The truth is that thus far, most attempts at “bending” the rising cost curve for Medicaid are cutting costs at the edges in ways that can harm the patient. They simply pick a hypothetical number for cost and hope the square peg of cost will twist into that round hole. This willy-nilly type of cost-cutting will not bend the curve, but it will surely lead to plummeting quality of care.
Those who favor competition as the first step of the solution want to give states the option to experiment with tailored reforms. Competition can and must be the sine qua non for reform. But today, there is a significant impediment to competition-based reform. Making costs, benefits, and provider lists transparent must be the first step for competition to work.
Medicaid for my patients is administered through one of several different plans. Unlike Medicare Part D, where information on the cost of drug coverage and co-pays are readily accessible to consumers, billing administrators for Medicaid rarely know how much tests and drugs are reimbursed, and how much of the cost may devolve to the patient, depending upon her Medicaid managed care plan. Why? Because, that information is difficult to ascertain and it’s often a moving target.
According to the Catalyst for Payment Reform and the Health Care Incentives Improvement Institute Report Card for 2016, where states are rated based upon pricing information available, only 3 of the 50 states received an “A,” one a “B,” two a “C,” one a “D,” and 43 an “F.” The year prior, 45 earned an “F,” and only four states improved their rating from 2015 to 2016. This deficiency has not been corrected by the ACA (Obamacare).
Not only would cost transparency enable competition among plans, knowledge of cost can be a powerful tool for those ordering studies. I deliver several lectures on health reform to our medical residents. These resident physicians are recent medical school graduates who provide care for both inpatients and outpatients at several major hospitals in the New York City area. At the outset, I administer a questionnaire, asking if they know or have been taught the cost of the tests that they are ordering day in and out. They do not and most haven’t even had a lecture on the topic.
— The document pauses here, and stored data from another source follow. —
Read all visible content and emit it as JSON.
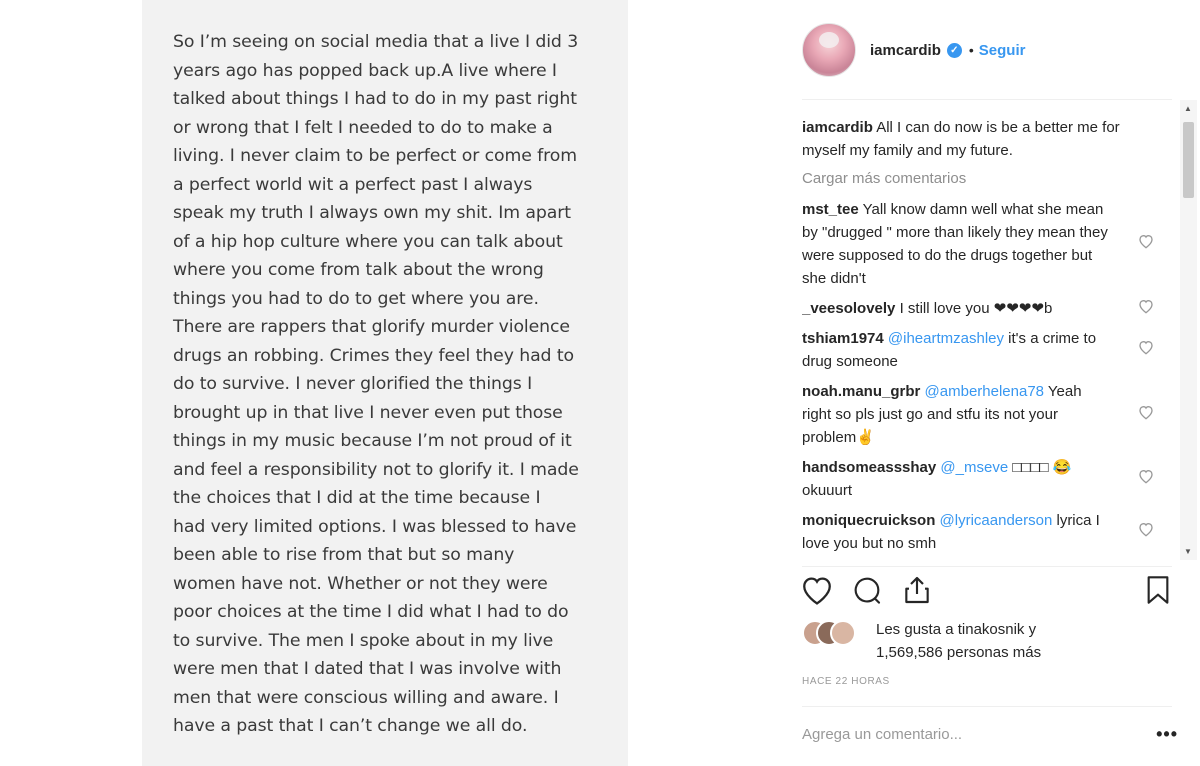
{
  "note": {
    "text": "So I’m seeing on social media that a live I did 3\nyears ago has popped back up.A live where I\ntalked about things I had to do in my past right\nor wrong that I felt I needed to do to make a\nliving. I never claim to be perfect or come from\na perfect world wit a perfect past I always\nspeak my truth I always own my shit. Im apart\nof a hip hop culture where you can talk about\nwhere you come from talk about the wrong\nthings you had to do to get where you are.\nThere are rappers that glorify murder violence\ndrugs an robbing. Crimes they feel they had to\ndo to survive. I never glorified the things I\nbrought up in that live I never even put those\nthings in my music because I’m not proud of it\nand feel a responsibility not to glorify it. I made\nthe choices that I did at the time because I\nhad very limited options. I was blessed to have\nbeen able to rise from that but so many\nwomen have not. Whether or not they were\npoor choices at the time I did what I had to do\nto survive. The men I spoke about in my live\nwere men that I dated that I was involve with\nmen that were conscious willing and aware. I\nhave a past that I can’t change we all do."
  },
  "post": {
    "username": "iamcardib",
    "verified_glyph": "✓",
    "dot": "•",
    "follow_label": "Seguir",
    "caption_user": "iamcardib",
    "caption_text": "All I can do now is be a better me for myself my family and my future.",
    "load_more": "Cargar más comentarios",
    "comments": [
      {
        "user": "mst_tee",
        "mention": "",
        "text": "Yall know damn well what she mean by \"drugged \" more than likely they mean they were supposed to do the drugs together but she didn't"
      },
      {
        "user": "_veesolovely",
        "mention": "",
        "text": "I still love you ❤❤❤❤b"
      },
      {
        "user": "tshiam1974",
        "mention": "@iheartmzashley",
        "text": "it's a crime to drug someone"
      },
      {
        "user": "noah.manu_grbr",
        "mention": "@amberhelena78",
        "text": "Yeah right so pls just go and stfu its not your problem✌"
      },
      {
        "user": "handsomeassshay",
        "mention": "@_mseve",
        "text": "□□□□ 😂 okuuurt"
      },
      {
        "user": "moniquecruickson",
        "mention": "@lyricaanderson",
        "text": "lyrica I love you but no smh"
      }
    ],
    "likes_line1": "Les gusta a tinakosnik y",
    "likes_line2": "1,569,586 personas más",
    "time_ago": "HACE 22 HORAS",
    "comment_placeholder": "Agrega un comentario...",
    "more_label": "•••",
    "scroll_up": "▲",
    "scroll_down": "▼"
  }
}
Once those numbers have been obtained, their test and medicine ordering is reduced substantially.
Why haven’t they been taught? Well, in some cases, practical health policy hasn’t been incorporated into medical school curricula. But, more to the point, in most cases, it’s very hard to obtain that information, for both patients and practitioners.
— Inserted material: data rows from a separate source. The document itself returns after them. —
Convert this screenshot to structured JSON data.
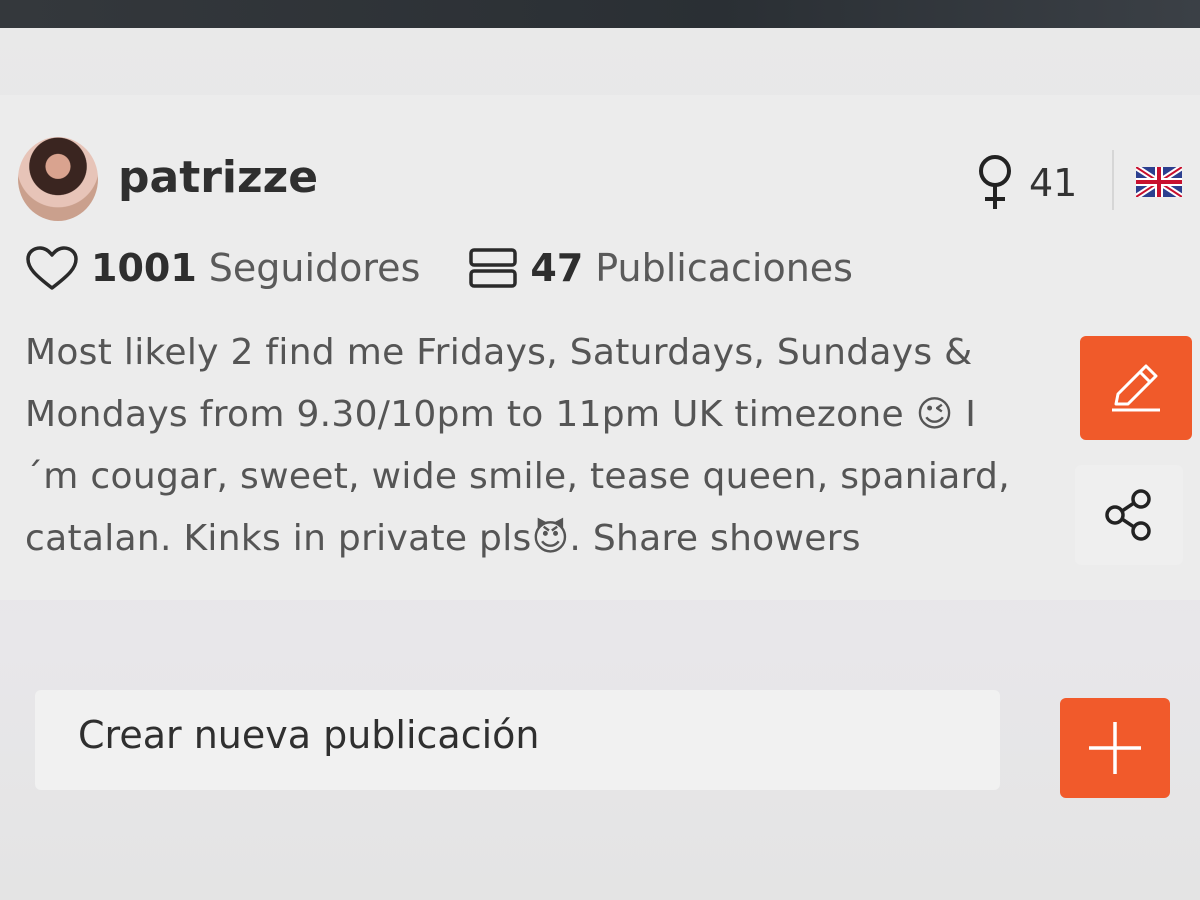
{
  "profile": {
    "username": "patrizze",
    "age": "41",
    "gender_icon": "female-symbol-icon",
    "flag_icon": "uk-flag-icon"
  },
  "stats": {
    "followers_count": "1001",
    "followers_label": "Seguidores",
    "posts_count": "47",
    "posts_label": "Publicaciones"
  },
  "bio": {
    "lines": [
      "Most likely 2 find me Fridays, Saturdays, Sundays &",
      "Mondays from 9.30/10pm to 11pm UK timezone 😉 I",
      "´m cougar, sweet, wide smile, tease queen, spaniard,",
      "catalan. Kinks in private pls😈. Share showers"
    ]
  },
  "actions": {
    "edit_icon": "pencil-icon",
    "share_icon": "share-icon"
  },
  "composer": {
    "label": "Crear nueva publicación",
    "add_icon": "plus-icon"
  },
  "colors": {
    "accent": "#f05a2a",
    "background": "#ececec"
  }
}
In a prior piece, I identified the failing infrastructure and the fragmentation it spawns as a fatal flaw in cost control — how the lack of interoperable health records causes duplication and reduplication of testing, causing costs to spiral, both within and without Medicaid.
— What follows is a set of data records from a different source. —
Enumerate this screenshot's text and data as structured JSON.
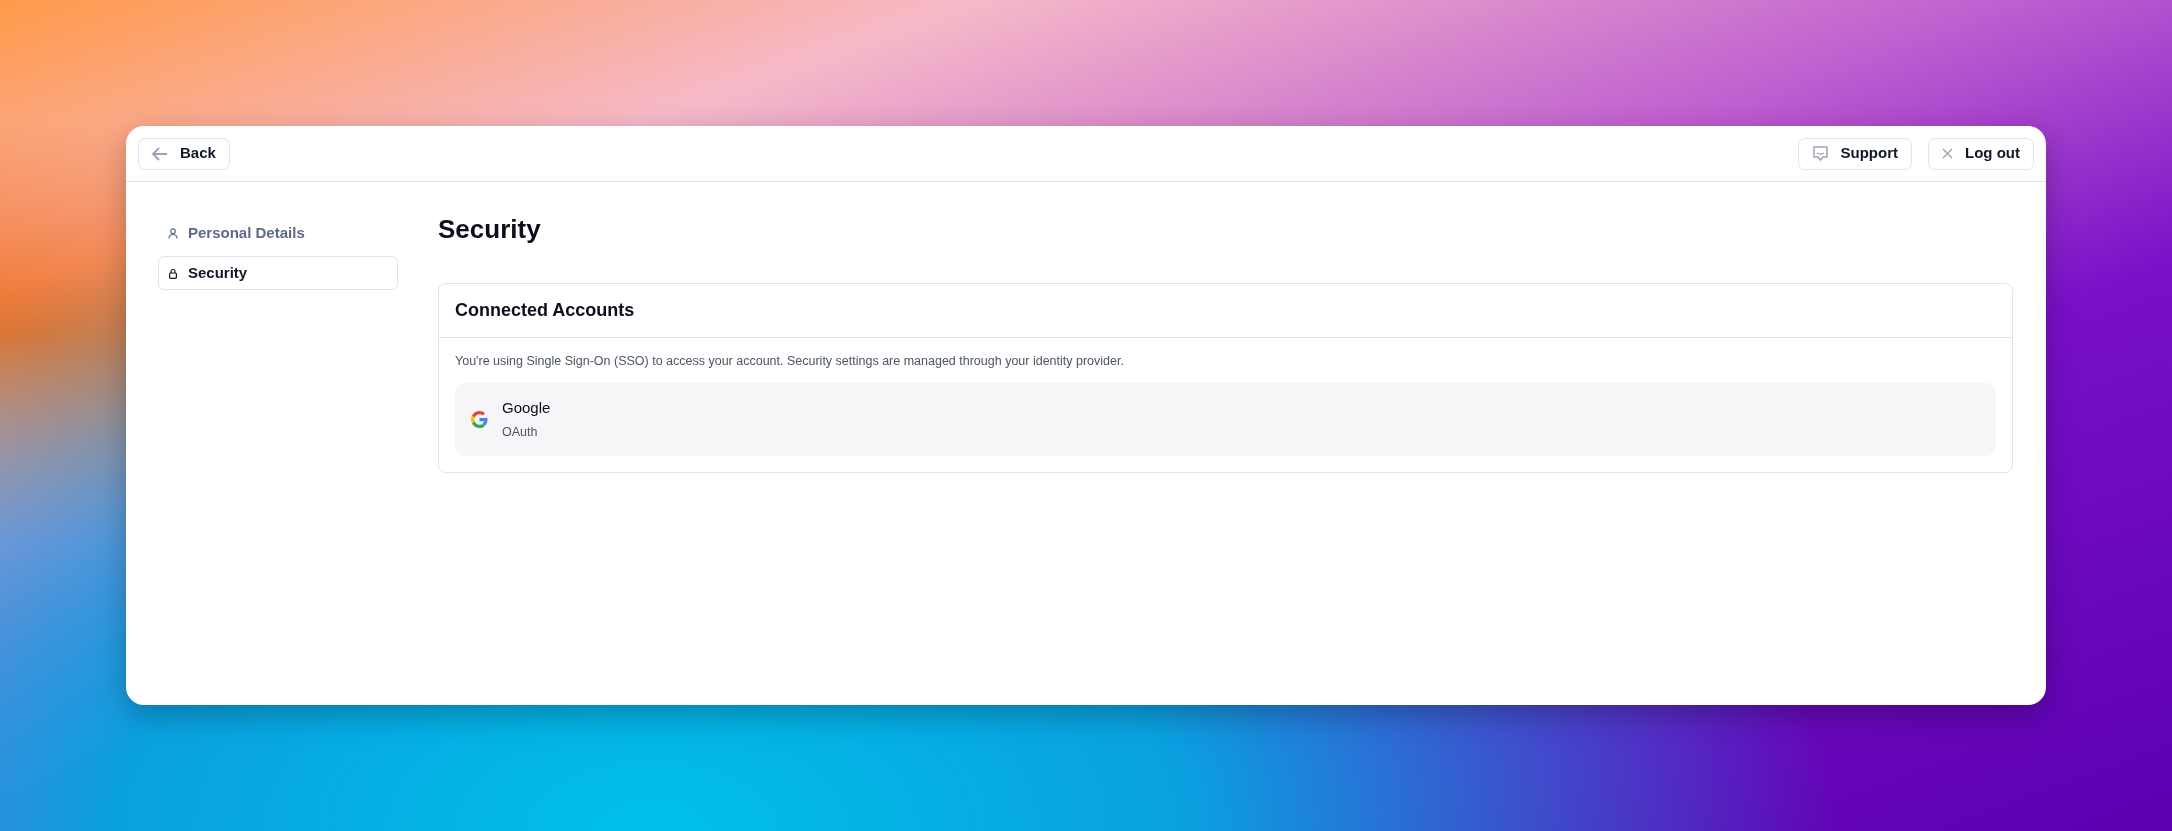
{
  "header": {
    "back": "Back",
    "support": "Support",
    "logout": "Log out"
  },
  "sidebar": {
    "items": [
      {
        "label": "Personal Details",
        "selected": false
      },
      {
        "label": "Security",
        "selected": true
      }
    ]
  },
  "page_title": "Security",
  "card": {
    "title": "Connected Accounts",
    "description": "You're using Single Sign-On (SSO) to access your account. Security settings are managed through your identity provider.",
    "accounts": [
      {
        "name": "Google",
        "type": "OAuth"
      }
    ]
  }
}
But you say other geographies have accomplished single payer and some (really very few) have a citizenry that is supportive of it. The difference is that our multi-fragmented and non-transparent system cannot simply be morphed into theirs without repair and revelation of the information required for it to operate.
This repair could and should begin with turning loose the forces of competition on Medicaid. We are Americans, shown to excel in problem-solving, and if we can agree on one thing, it is that our health system is in dire need of repair. Let’s begin by reforming Medicaid.
Dr. Slater is a practicing physician in New York City and served as U. S. Assistant Secretary for Health from 2001-2003.